He told me he looked up all the foods that make cum taste better and he put it all on his moms shopping list. she came through my line. this ones a keeper I think.
This unplanned pregnancy thing is really taking all the fun out of football season.
i saw her thong sticking out from across the bar...that was my cue
For the amount I put out, I should be going on way more dates.

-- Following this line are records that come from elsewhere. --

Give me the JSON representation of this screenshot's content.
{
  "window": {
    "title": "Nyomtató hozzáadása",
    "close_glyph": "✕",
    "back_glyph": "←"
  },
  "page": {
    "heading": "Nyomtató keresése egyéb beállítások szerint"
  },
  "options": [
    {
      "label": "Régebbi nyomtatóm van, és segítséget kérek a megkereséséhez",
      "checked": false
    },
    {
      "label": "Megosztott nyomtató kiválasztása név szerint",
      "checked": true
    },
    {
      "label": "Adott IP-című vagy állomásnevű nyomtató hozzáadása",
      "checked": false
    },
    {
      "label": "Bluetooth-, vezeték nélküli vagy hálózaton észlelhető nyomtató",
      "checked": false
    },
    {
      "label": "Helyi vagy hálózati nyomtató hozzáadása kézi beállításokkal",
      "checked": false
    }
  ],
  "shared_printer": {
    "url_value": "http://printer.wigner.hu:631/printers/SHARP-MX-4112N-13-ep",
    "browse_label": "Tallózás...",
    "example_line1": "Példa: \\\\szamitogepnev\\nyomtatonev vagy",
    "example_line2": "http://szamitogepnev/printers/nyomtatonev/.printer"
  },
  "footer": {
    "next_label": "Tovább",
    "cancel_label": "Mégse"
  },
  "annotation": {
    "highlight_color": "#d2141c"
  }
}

I just saw a van full of amish parents and their kids. Those cheating mother fuckers!
Her divorce is going to cut into the amount of time we spend fucking.
I'm in awe of how selfish that is.
He told me his penis would be a "Sad Panda" if I didn't give it a ride through the jungle.
We did naked snow angels in 14 degree weather, you can't tell me you had more liquor at that party
Kate gave me a 3 day old cup of tequila last night and forced me to chug it. P.s. i drew u a picture
Come over. We have tacos... And girls who took their clothes off. But mainly, tacos.
He's not very smart so he didn't know I was yelling at him with monologues from Scandal.
You were wearing a sequin mini, with Tevas. And you still got laid.
While she was pissing on the neighbors shrubs, they threatened to call the cops...she mumbled 'don't threaten me with a good time", so to answer your question, yes she was drunk.
I got so pissed i stormed off and threw his burrito on his windshield
I just punched myself in the vagina to prove a point. Please pray for me.